Ach ja: Im ZDF heutejournal von heute (30.8.2011) war ein mehrminütiger Beitrag über einen Libyen-Rebell zu sehen, der angeblich in einem Gaddafi-Gefängnis eingesessen haben soll und dort gefoltert worden sein soll. Erst vor kurzem kam er wohl frei. Seltsam: Der Gefolterte sah sehr gut genährt aus und rundum gesund. Auch seine Augen waren voll von Leben. Zudem ist von den angeblich schlimmen Folterungen an seinem Körper in dem ZDF-Beitrag nichts zu sehen (von einem weißen Band um eine Hand einmal abgesehen).

Auffällig ist hingegen, dass der Zuschauer einen Reporter sieht, der begierig sein Mikro dem angeblichen Opfer hinhält, ohne Beweise für die dort geschilderten Folter-Behauptungen dem Zuschauer zu präsentieren. Das wohl einzige was er zu haben scheint, sind Behauptungen. Doch es ist genau der Behauptungs-Journalismus, der kein Qualitäts-Journalismus ist. Auch diese Erkenntnis wird vielleicht nach Kriegsende bei einigen Journalisten wieder präsent werden.

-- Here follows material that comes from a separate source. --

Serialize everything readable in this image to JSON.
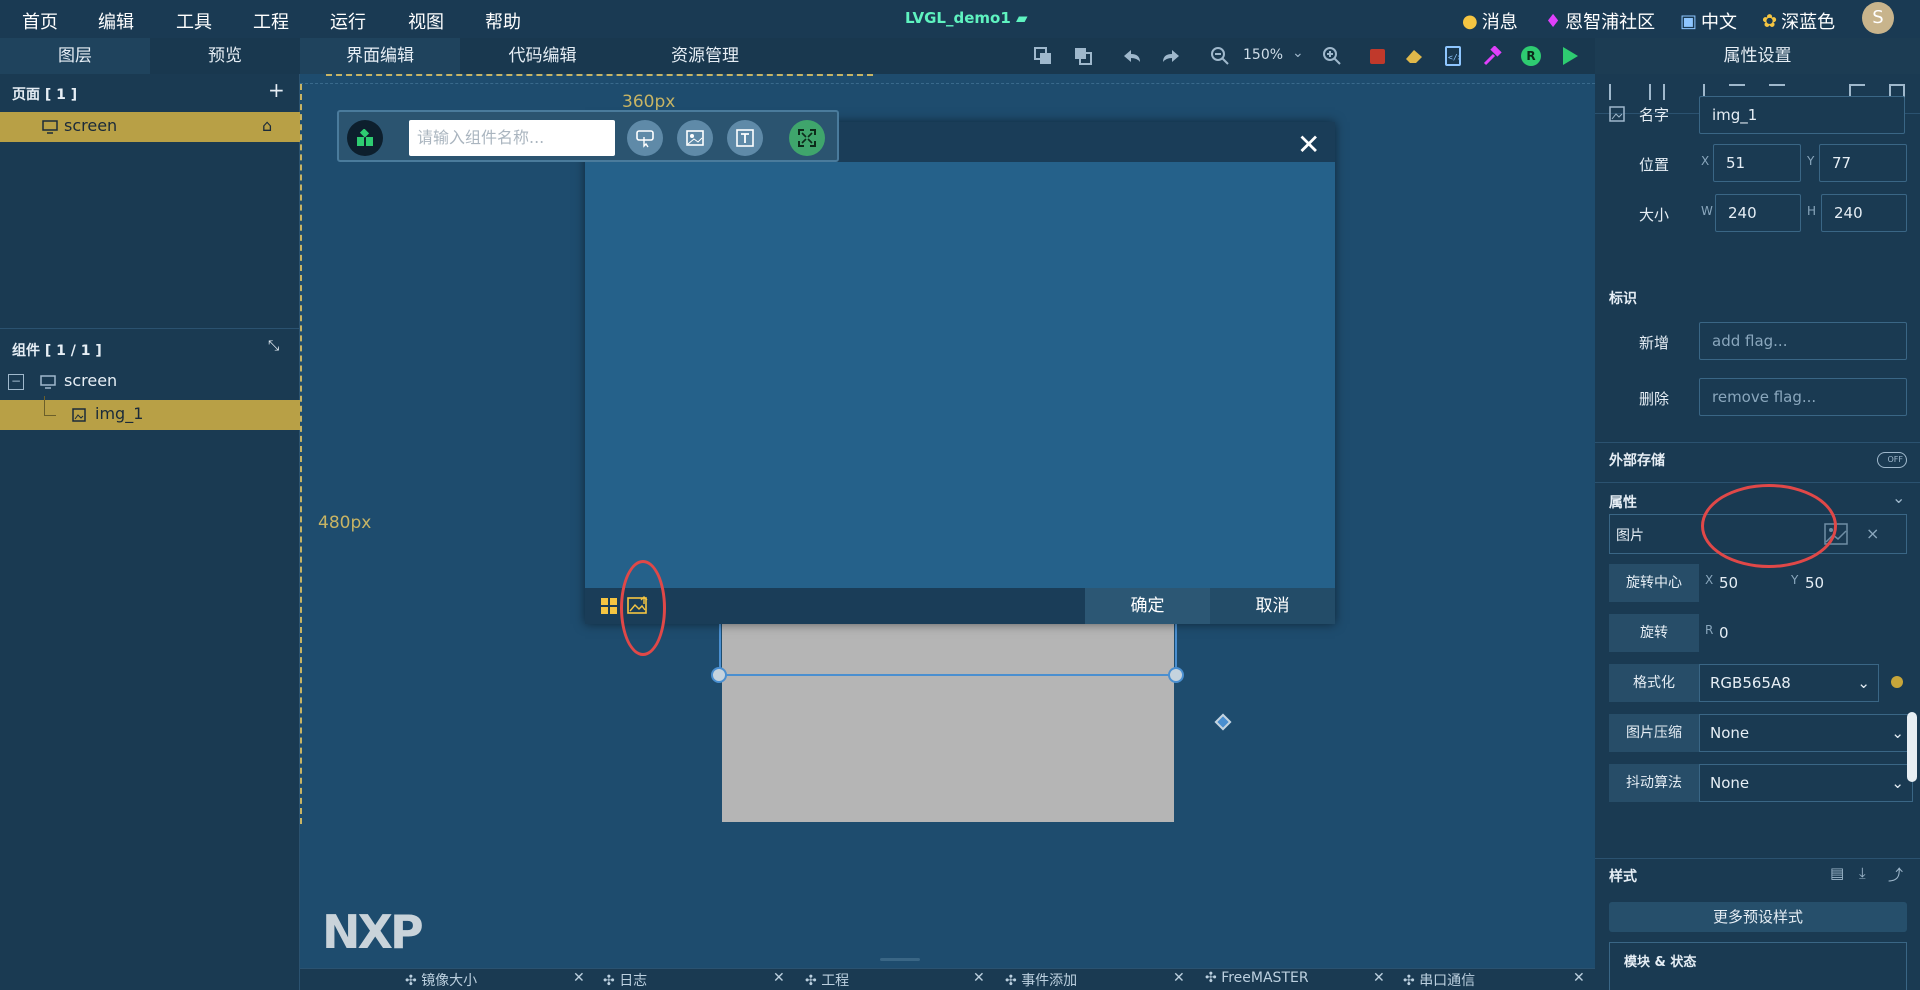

Hier geht es zu dem Onlineartikel der ARD-Tagesschau: http://www.tagesschau.de/ausland/natolibyen104.html

31 Replies to “Libyen-Berichterstattung der ARD-Tagesschau peinlich NATO-hörig”

  1. wieso verliert er damit jede glaubwürdigkeit? also so grundsätzlich? nur weil er „u.a. für DIE WELT, Spiegel, Focus, Bild.“ geschrieben hat? oder weil er bei der axel springer ag gelernt hat? ich vermute mal, daß sich hinter maximus xy verbirgt. was er vorher gemacht hat bzw. derzeit macht (u. a. unister, H2 Media factory, netzwelt.de, verlegerverband BVDA) kann ich schlecht beurteilen. Ich bewerte primär nach dem inhalt und nicht nach dem absender.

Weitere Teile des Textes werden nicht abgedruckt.